Chatter about Canada’s budding liquefied natural gas ambitions and data-centre opportunities have punctuated third-quarter earnings calls in the Canadian oilpatch, providing a welcome bright spot for producers struggling with weak natural gas prices.
The sector welcomed news last week that LNG Canada’s second massive processing unit, known as Train 2, had begun production of liquefied natural gas. Canada’s first major LNG export facility has been shipping cargoes since June, but technical challenges had slowed its ramp-up, exacerbating an oversupply of gas in Western Canada in the third quarter.
Canadian producers and analysts expect the price gap between Canadian and U.S. natural gas — known as the basis differential — to narrow as new LNG export demand comes online.
“LNG Canada will go from not doing anything in the first half of this year to (drawing) up to two billion cubic feet a day, we think as early as the first quarter of 2026,” Jamie Heard, vice-president of capital markets at Tourmaline Oil Corp., said last week.
“That’s a very meaningful demand change, and the basin will need to react to that with less exports to the United States. And the mechanism to achieve those less exports will be a tighter basis.”
Alongside the near-term boost from rising demand from LNG Canada, Tourmaline and other market watchers are anticipating a wave of new power-generation and data-centre developments that could help lift natural gas prices in Western Canada over the next few years.
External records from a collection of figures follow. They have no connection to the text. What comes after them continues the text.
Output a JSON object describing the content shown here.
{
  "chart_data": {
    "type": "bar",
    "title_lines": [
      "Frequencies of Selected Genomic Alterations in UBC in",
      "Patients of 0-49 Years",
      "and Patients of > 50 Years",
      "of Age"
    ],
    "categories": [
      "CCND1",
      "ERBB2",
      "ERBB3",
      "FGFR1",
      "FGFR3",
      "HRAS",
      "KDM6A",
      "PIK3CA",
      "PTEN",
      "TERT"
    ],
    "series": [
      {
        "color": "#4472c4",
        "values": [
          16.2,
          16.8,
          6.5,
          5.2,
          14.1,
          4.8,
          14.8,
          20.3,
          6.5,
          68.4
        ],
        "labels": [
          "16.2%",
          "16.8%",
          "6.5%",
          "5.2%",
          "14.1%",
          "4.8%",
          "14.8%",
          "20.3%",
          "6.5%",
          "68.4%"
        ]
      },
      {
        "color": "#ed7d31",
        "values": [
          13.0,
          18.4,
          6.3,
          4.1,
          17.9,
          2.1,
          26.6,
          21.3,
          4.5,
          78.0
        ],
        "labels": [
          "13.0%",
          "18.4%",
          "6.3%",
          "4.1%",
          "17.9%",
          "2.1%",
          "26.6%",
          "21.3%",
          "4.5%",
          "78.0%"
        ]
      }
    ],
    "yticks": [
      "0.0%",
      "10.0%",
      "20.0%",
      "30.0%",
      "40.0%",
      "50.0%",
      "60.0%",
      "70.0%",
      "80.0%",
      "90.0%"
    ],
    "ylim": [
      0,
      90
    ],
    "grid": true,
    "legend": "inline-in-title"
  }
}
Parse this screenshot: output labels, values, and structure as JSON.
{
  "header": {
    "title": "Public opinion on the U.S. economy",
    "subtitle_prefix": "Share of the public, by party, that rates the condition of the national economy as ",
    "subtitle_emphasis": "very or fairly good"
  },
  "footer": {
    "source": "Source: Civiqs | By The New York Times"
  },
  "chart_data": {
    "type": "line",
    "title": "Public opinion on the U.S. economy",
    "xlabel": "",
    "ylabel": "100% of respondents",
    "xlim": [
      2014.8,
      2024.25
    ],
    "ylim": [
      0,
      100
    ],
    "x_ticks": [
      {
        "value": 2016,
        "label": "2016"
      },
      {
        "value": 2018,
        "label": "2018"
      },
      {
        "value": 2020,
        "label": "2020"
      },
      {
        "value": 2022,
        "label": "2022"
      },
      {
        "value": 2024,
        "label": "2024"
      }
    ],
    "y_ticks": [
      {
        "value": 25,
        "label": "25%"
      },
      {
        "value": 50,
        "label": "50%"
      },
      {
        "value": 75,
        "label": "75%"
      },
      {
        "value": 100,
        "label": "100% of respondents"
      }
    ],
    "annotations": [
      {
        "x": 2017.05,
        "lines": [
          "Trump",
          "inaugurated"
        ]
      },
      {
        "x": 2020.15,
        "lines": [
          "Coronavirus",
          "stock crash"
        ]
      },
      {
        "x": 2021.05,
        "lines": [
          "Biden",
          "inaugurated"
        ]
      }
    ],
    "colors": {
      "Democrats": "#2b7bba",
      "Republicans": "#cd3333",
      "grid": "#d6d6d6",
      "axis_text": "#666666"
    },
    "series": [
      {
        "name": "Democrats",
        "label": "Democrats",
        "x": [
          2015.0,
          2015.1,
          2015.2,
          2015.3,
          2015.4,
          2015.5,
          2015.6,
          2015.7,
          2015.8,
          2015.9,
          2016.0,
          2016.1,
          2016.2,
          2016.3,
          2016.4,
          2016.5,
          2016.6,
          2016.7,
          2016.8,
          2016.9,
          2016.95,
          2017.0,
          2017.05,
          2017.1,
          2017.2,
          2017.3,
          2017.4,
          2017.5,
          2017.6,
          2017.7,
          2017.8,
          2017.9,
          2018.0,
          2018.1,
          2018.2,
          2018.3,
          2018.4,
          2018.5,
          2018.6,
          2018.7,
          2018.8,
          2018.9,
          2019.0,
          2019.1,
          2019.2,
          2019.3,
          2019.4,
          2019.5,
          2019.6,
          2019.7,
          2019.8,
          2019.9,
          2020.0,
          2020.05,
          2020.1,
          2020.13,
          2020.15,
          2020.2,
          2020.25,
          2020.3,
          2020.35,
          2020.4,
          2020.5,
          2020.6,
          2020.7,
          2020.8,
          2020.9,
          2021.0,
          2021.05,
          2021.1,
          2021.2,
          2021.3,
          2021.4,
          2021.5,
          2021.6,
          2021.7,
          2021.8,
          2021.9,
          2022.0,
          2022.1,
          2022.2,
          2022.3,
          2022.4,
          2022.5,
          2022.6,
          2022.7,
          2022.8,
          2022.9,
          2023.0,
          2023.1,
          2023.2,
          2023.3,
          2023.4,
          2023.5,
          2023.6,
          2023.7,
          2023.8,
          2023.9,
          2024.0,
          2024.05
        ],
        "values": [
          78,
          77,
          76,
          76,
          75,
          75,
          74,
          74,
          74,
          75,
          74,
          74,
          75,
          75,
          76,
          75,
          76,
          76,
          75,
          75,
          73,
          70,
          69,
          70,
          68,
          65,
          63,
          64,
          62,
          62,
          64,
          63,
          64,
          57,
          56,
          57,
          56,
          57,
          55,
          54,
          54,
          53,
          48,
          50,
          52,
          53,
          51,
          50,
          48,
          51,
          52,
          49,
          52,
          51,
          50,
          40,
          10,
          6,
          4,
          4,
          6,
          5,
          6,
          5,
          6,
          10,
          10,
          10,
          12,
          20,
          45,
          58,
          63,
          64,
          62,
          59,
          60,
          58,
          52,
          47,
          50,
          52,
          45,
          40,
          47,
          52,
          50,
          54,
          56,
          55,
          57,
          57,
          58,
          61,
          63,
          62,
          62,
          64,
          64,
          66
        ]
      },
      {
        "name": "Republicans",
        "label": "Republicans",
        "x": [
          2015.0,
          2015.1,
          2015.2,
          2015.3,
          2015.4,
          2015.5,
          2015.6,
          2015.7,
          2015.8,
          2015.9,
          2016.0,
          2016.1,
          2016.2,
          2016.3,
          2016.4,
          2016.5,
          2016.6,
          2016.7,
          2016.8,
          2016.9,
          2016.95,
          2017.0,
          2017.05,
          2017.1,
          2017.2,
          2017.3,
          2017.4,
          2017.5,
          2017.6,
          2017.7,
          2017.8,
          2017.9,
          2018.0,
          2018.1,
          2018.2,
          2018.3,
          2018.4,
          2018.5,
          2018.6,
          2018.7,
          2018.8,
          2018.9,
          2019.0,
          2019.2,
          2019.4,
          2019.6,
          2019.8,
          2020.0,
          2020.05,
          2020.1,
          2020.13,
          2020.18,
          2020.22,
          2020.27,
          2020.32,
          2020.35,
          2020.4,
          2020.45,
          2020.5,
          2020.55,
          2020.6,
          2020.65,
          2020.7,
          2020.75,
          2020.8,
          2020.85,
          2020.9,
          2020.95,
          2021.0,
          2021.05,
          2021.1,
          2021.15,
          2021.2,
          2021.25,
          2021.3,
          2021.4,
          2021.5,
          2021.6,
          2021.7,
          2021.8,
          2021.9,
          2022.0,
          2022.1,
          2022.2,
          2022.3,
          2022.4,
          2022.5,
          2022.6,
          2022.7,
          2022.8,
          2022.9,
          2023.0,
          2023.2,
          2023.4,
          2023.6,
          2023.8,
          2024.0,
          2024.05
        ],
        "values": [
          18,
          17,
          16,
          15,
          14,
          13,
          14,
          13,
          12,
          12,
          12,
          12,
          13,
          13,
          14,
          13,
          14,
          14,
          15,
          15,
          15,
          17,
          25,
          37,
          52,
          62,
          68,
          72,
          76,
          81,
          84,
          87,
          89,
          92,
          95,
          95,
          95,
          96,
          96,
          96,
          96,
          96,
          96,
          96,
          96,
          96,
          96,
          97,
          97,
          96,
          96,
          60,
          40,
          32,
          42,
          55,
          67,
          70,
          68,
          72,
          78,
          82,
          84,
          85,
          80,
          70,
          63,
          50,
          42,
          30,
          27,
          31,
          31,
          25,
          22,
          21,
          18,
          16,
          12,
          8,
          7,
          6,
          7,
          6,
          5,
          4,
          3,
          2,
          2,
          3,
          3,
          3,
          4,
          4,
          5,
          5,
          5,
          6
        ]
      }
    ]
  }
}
TC Energy Corp. said it has increased its North American natural gas demand forecast by five billion cubic feet per day, bringing total expected growth in demand nearly 13 per cent higher thanks to new LNG export terminals and surging electricity needs.
The pipeline giant said the amount of gas transported on its system in Alberta bound for electricity-generating facilities is up 80 per cent over the past five years.
TC’s smaller midstream peer, Pembina Pipeline Corp., faced a flurry of analyst questions Friday about its first major gas-fired power project — which an unconfirmed report by The Logic last month said is expected to supply power to a planned Meta Platforms Inc. data centre.
The Greenlight Electricity Centre, being developed with private partner Kineticor, could generate up to 1,800 megawatts of power at full build-out and has already secured a coveted 907-megawatt grid connection from the Alberta Electric System Operator.
Pembina said it expects to make a final investment decision in the first half of 2026, and chief financial officer Cameron Goldade said the company is already looking at future opportunities.